Workflows - Assembly
Sequence assembly is a major challenge in metagenomic studies. The raw reads from a typical metagenomic sample usually cannot be assembled into full genomes due to poor coverage and short read length. Higher coverage provided by the next‐generation short read sequencers (e.g. GA) is still not enough for low‐abundance species within metagenomic samples. Chimerism is another problem due to high sequence similarities and unknown variations among closely related species. In many metagenomic studies, the raw reads were directly analyzed without sequence assembly.
Assembly:
CAMERA has developed a three-step meta-assembly procedure for metagenomic data. Since pyrosequencing is the most dominant platform in metagenomics today, this study is focused on assembly of 454 sequences. We selected 7 assembly programs developed originally for single genomes that can handle typical pyrosequencing datasets. We first run these programs to generate a pool of different types of contigs, and then these contigs are further assembled again. Our results show that this meta‐assembler performs significantly better than any of its component assembly algorithms.

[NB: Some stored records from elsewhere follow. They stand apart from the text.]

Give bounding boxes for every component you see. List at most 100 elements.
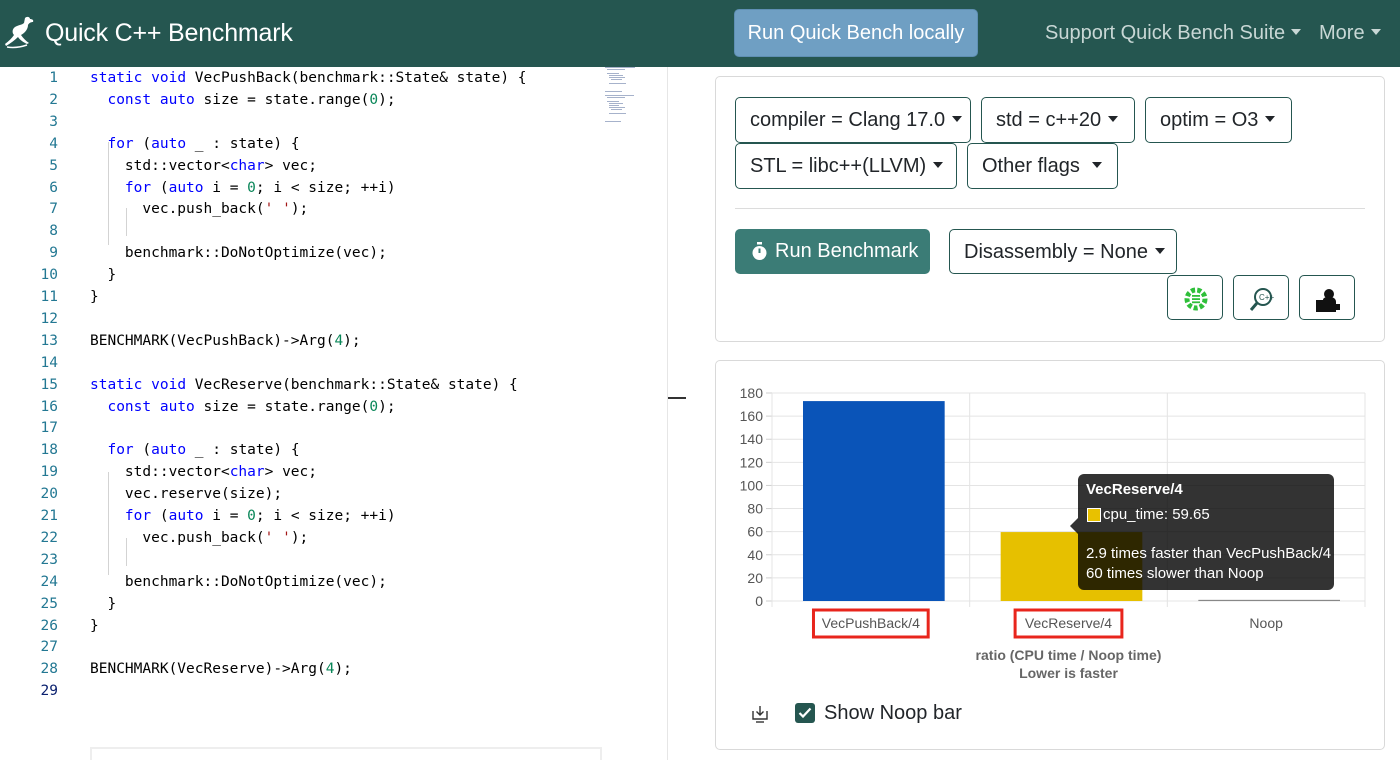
disassembly-label: Disassembly = None — [964, 241, 1148, 263]
code-text: BENCHMARK(VecPushBack)->Arg(4); — [90, 332, 361, 349]
code-text: BENCHMARK(VecReserve)->Arg(4); — [90, 661, 352, 678]
code-line[interactable]: 18 for (auto _ : state) { — [0, 439, 610, 461]
code-line[interactable]: 1 static void VecPushBack(benchmark::Stat… — [0, 67, 610, 89]
code-line[interactable]: 6 for (auto i = 0; i < size; ++i) — [0, 177, 610, 199]
build-bench-icon — [1316, 289, 1340, 312]
more-label: More — [1319, 22, 1365, 44]
other-flags-dropdown[interactable]: Other flags — [967, 143, 1118, 189]
code-line[interactable]: 24 benchmark::DoNotOptimize(vec); — [0, 571, 610, 593]
code-line[interactable]: 7 vec.push_back(' '); — [0, 198, 610, 220]
disassembly-dropdown[interactable]: Disassembly = None — [949, 229, 1177, 274]
bar-noop — [1198, 599, 1340, 601]
code-line[interactable]: 11} — [0, 286, 610, 308]
show-noop-checkbox[interactable] — [795, 703, 815, 723]
line-number: 13 — [40, 332, 58, 349]
code-text: for (auto i = 0; i < size; ++i) — [124, 179, 396, 196]
panel-resize-handle[interactable] — [668, 397, 686, 399]
optim-label: optim = O3 — [1160, 109, 1259, 131]
code-line[interactable]: 8 — [0, 220, 610, 242]
optim-dropdown[interactable]: optim = O3 — [1145, 97, 1292, 143]
y-tick-label: 120 — [740, 454, 764, 470]
line-number: 10 — [40, 267, 58, 284]
code-text: vec.push_back(' '); — [90, 201, 309, 218]
line-number: 24 — [40, 573, 58, 590]
code-line[interactable]: 15 static void VecReserve(benchmark::Stat… — [0, 374, 610, 396]
std-dropdown[interactable]: std = c++20 — [981, 97, 1135, 143]
line-number: 21 — [40, 508, 58, 524]
code-text: for (auto i = 0; i < size; ++i) — [124, 508, 396, 524]
code-text: for (auto _ : state) { — [107, 442, 300, 459]
line-number: 20 — [40, 486, 58, 503]
chevron-down-icon — [1154, 248, 1165, 254]
code-line[interactable]: 3 — [0, 111, 610, 133]
code-line[interactable]: 23 — [0, 549, 610, 571]
run-benchmark-button[interactable]: Run Benchmark — [735, 229, 930, 274]
cppinsights-icon — [1184, 287, 1208, 311]
line-number: 27 — [40, 639, 58, 656]
code-text: const auto size = state.range(0); — [107, 91, 396, 108]
stopwatch-icon — [752, 242, 767, 260]
code-text: for (auto _ : state) { — [107, 135, 300, 152]
code-text: } — [90, 267, 117, 284]
tooltip-color-swatch — [1087, 508, 1101, 522]
code-line[interactable]: 2 const auto size = state.range(0); — [0, 89, 610, 111]
tooltip-comparison-1: 2.9 times faster than VecPushBack/4 — [1086, 545, 1332, 562]
more-dropdown[interactable]: More — [1319, 22, 1381, 45]
code-line[interactable]: 4 for (auto _ : state) { — [0, 133, 610, 155]
y-tick-label: 80 — [747, 501, 763, 517]
line-number: 5 — [49, 157, 58, 174]
chevron-down-icon — [1091, 162, 1102, 168]
x-category-label: VecPushBack/4 — [822, 615, 920, 631]
y-tick-label: 140 — [740, 431, 764, 447]
support-dropdown[interactable]: Support Quick Bench Suite — [1045, 22, 1302, 45]
code-line[interactable]: 27 — [0, 636, 610, 658]
code-line[interactable]: 20 vec.reserve(size); — [0, 483, 610, 505]
cppinsights-button[interactable] — [1167, 275, 1223, 320]
code-line[interactable]: 28 BENCHMARK(VecReserve)->Arg(4); — [0, 658, 610, 680]
line-number: 22 — [40, 529, 58, 546]
other-flags-label: Other flags — [982, 155, 1080, 177]
tooltip-comparison-2: 60 times slower than Noop — [1086, 565, 1264, 582]
chevron-down-icon — [1108, 116, 1119, 122]
run-benchmark-label: Run Benchmark — [775, 240, 919, 262]
indent-guide — [108, 142, 109, 245]
code-line[interactable]: 25 } — [0, 593, 610, 615]
code-line[interactable]: 22 vec.push_back(' '); — [0, 527, 610, 549]
run-locally-button[interactable]: Run Quick Bench locally — [734, 9, 978, 57]
editor-minimap[interactable] — [605, 67, 657, 123]
code-line[interactable]: 19 std::vector<char> vec; — [0, 461, 610, 483]
code-line[interactable]: 12 — [0, 308, 610, 330]
line-number: 4 — [49, 135, 58, 152]
compiler-dropdown[interactable]: compiler = Clang 17.0 — [735, 97, 971, 143]
code-line[interactable]: 13 BENCHMARK(VecPushBack)->Arg(4); — [0, 330, 610, 352]
kangaroo-logo-icon[interactable] — [3, 14, 37, 54]
tooltip-value: cpu_time: 59.65 — [1103, 506, 1210, 523]
build-bench-button[interactable] — [1299, 275, 1355, 320]
code-line[interactable]: 16 const auto size = state.range(0); — [0, 396, 610, 418]
svg-text:C++: C++ — [1259, 293, 1274, 302]
code-line[interactable]: 10 } — [0, 264, 610, 286]
code-line[interactable]: 17 — [0, 417, 610, 439]
brand-title[interactable]: Quick C++ Benchmark — [45, 19, 293, 48]
code-line[interactable]: 5 std::vector<char> vec; — [0, 155, 610, 177]
code-text: vec.push_back(' '); — [90, 529, 309, 546]
y-tick-label: 100 — [740, 477, 764, 493]
line-number: 6 — [49, 179, 58, 196]
code-line[interactable]: 21 for (auto i = 0; i < size; ++i) — [0, 505, 610, 527]
bar-vecpushback-4 — [803, 401, 945, 601]
compiler-explorer-button[interactable]: C++ — [1233, 275, 1289, 320]
indent-guide — [126, 538, 127, 566]
code-editor[interactable]: 1 static void VecPushBack(benchmark::Stat… — [0, 67, 668, 760]
code-line[interactable]: 26} — [0, 615, 610, 637]
chevron-down-icon — [1291, 29, 1302, 35]
line-number: 14 — [40, 354, 58, 371]
download-icon[interactable] — [750, 703, 770, 723]
tooltip-arrow — [1070, 518, 1078, 534]
line-number: 28 — [40, 661, 58, 678]
code-line[interactable]: 29 — [0, 680, 610, 702]
code-line[interactable]: 14 — [0, 352, 610, 374]
code-line[interactable]: 9 benchmark::DoNotOptimize(vec); — [0, 242, 610, 264]
stl-dropdown[interactable]: STL = libc++(LLVM) — [735, 143, 957, 189]
chevron-down-icon — [933, 162, 944, 168]
line-number: 17 — [40, 420, 58, 437]
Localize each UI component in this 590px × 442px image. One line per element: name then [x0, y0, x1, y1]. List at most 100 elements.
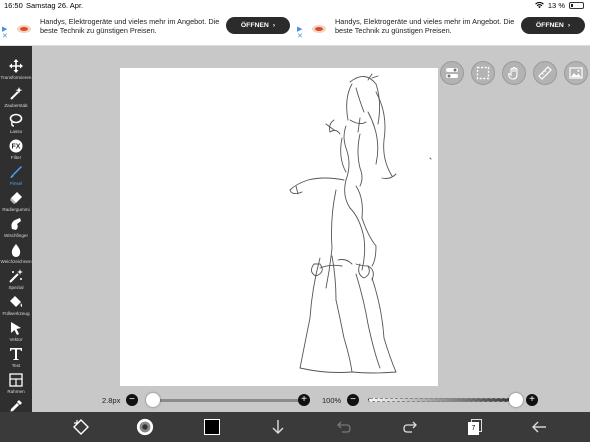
tool-label: Pinsel [9, 181, 23, 186]
tool-label: Vektor [9, 337, 23, 342]
opacity-slider-handle[interactable] [509, 393, 523, 407]
ad-right[interactable]: ▶ ✕ Handys, Elektrogeräte und vieles mehr… [295, 12, 590, 46]
ad-open-button[interactable]: ÖFFNEN › [226, 17, 290, 34]
fill-bucket-icon [8, 294, 24, 310]
svg-text:FX: FX [12, 144, 21, 151]
eraser-icon [8, 190, 24, 206]
tool-label: Filter [10, 155, 22, 160]
tool-frame[interactable]: Rahmen [0, 372, 32, 398]
ad-left[interactable]: ▶ ✕ Handys, Elektrogeräte und vieles mehr… [0, 12, 295, 46]
tool-magic-wand[interactable]: Zauberstab [0, 86, 32, 112]
layers-count: 7 [468, 422, 479, 435]
arrow-left-icon [532, 421, 546, 433]
tool-blur[interactable]: Weichzeichnen [0, 242, 32, 268]
brush-size-track[interactable] [153, 399, 299, 402]
tool-text[interactable]: Text [0, 346, 32, 372]
image-button[interactable] [564, 61, 588, 85]
tool-lasso[interactable]: Lasso [0, 112, 32, 138]
ad-choices-icon[interactable]: ▶ ✕ [2, 26, 8, 40]
rotate-diamond-icon [73, 419, 89, 435]
ad-text: Handys, Elektrogeräte und vieles mehr im… [335, 17, 515, 35]
redo-button[interactable] [401, 418, 419, 436]
ad-banner: ▶ ✕ Handys, Elektrogeräte und vieles mehr… [0, 12, 590, 46]
opacity-plus-button[interactable]: + [526, 394, 538, 406]
tool-eraser[interactable]: Radiergummi [0, 190, 32, 216]
current-color-swatch [204, 419, 220, 435]
drawing-canvas[interactable] [120, 68, 438, 386]
frame-icon [8, 372, 24, 388]
chevron-right-icon: › [272, 22, 276, 29]
wifi-icon [535, 2, 544, 9]
arrow-down-icon [272, 420, 284, 434]
tool-label: Radiergummi [2, 207, 30, 212]
ruler-icon [538, 66, 552, 80]
brush-size-slider-handle[interactable] [146, 393, 160, 407]
tool-sidebar: Transformieren Zauberstab Lasso FX Filte… [0, 46, 32, 442]
toggle-icon [446, 68, 458, 78]
back-button[interactable] [530, 418, 548, 436]
brush-size-value: 2.8px [102, 396, 121, 405]
ad-open-button[interactable]: ÖFFNEN › [521, 17, 585, 34]
layers-button[interactable]: 7 [466, 418, 484, 436]
sparkle-wand-icon [8, 268, 24, 284]
chevron-right-icon: › [567, 22, 571, 29]
tool-label: Wischfinger [4, 233, 28, 238]
tool-label: Weichzeichnen [0, 259, 32, 264]
status-bar: 16:50 Samstag 26. Apr. 13 % [0, 0, 590, 12]
magic-wand-icon [8, 86, 24, 102]
layer-toggle-button[interactable] [440, 61, 464, 85]
brush-preview-icon [136, 418, 154, 436]
status-time: 16:50 [4, 1, 23, 10]
tool-brush[interactable]: Pinsel [0, 164, 32, 190]
opacity-minus-button[interactable]: − [347, 394, 359, 406]
tool-label: Text [11, 363, 21, 368]
color-picker-button[interactable] [203, 418, 221, 436]
redo-icon [403, 421, 417, 433]
status-date: Samstag 26. Apr. [26, 1, 84, 10]
tool-smudge[interactable]: Wischfinger [0, 216, 32, 242]
opacity-track[interactable] [368, 398, 516, 402]
brush-settings-button[interactable] [136, 418, 154, 436]
tool-label: Transformieren [0, 75, 32, 80]
sketch-drawing [289, 73, 432, 374]
brush-size-minus-button[interactable]: − [126, 394, 138, 406]
undo-icon [337, 421, 351, 433]
hand-icon [507, 66, 518, 80]
tool-label: Spezial [8, 285, 24, 290]
tool-fill[interactable]: Füllwerkzeug [0, 294, 32, 320]
image-icon [569, 67, 583, 79]
tool-label: Füllwerkzeug [2, 311, 30, 316]
ad-open-label: ÖFFNEN [535, 22, 564, 29]
move-arrows-icon [8, 58, 24, 74]
tool-transform[interactable]: Transformieren [0, 58, 32, 84]
opacity-value: 100% [322, 396, 342, 405]
lasso-icon [8, 112, 24, 128]
transform-toggle-button[interactable] [72, 418, 90, 436]
undo-button[interactable] [335, 418, 353, 436]
brush-size-plus-button[interactable]: + [298, 394, 310, 406]
tool-label: Rahmen [7, 389, 25, 394]
hand-tool-button[interactable] [502, 61, 526, 85]
layers-icon: 7 [468, 419, 482, 435]
tool-filter[interactable]: FX Filter [0, 138, 32, 164]
brush-icon [8, 164, 24, 180]
smudge-icon [8, 216, 24, 232]
bottom-toolbar: 7 [0, 412, 590, 442]
tool-special[interactable]: Spezial [0, 268, 32, 294]
ruler-button[interactable] [533, 61, 557, 85]
fx-icon: FX [8, 138, 24, 154]
cursor-icon [8, 320, 24, 336]
selection-icon [476, 66, 490, 80]
ad-text: Handys, Elektrogeräte und vieles mehr im… [40, 17, 220, 35]
text-icon [8, 346, 24, 362]
ad-logo-icon [17, 25, 31, 33]
battery-icon [569, 2, 584, 9]
ad-choices-icon[interactable]: ▶ ✕ [297, 26, 303, 40]
selection-button[interactable] [471, 61, 495, 85]
battery-percent: 13 % [547, 1, 565, 10]
tool-vector[interactable]: Vektor [0, 320, 32, 346]
download-button[interactable] [269, 418, 287, 436]
ad-open-label: ÖFFNEN [240, 22, 269, 29]
ad-logo-icon [312, 25, 326, 33]
tool-label: Lasso [9, 129, 23, 134]
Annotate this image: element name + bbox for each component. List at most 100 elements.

This workflow accepts a FASTA file as input and produces two output files. First is a FASTA file of assembled contigs and second is a read-to-contig mapping table.
Workflow Components:
The assembly workflow is composed of several components, including:
- Velvet
- ABySS
- SSAKE
- Taipan
- Newlber
- Celera
- SOAPdenovo
Notes:
- To adjust default parameters, click on the “Advanced Parameters” tab on the workflow submission form.
- Currently the assembly workflow does not have a graphical output. Please download the results to your local computer for viewing.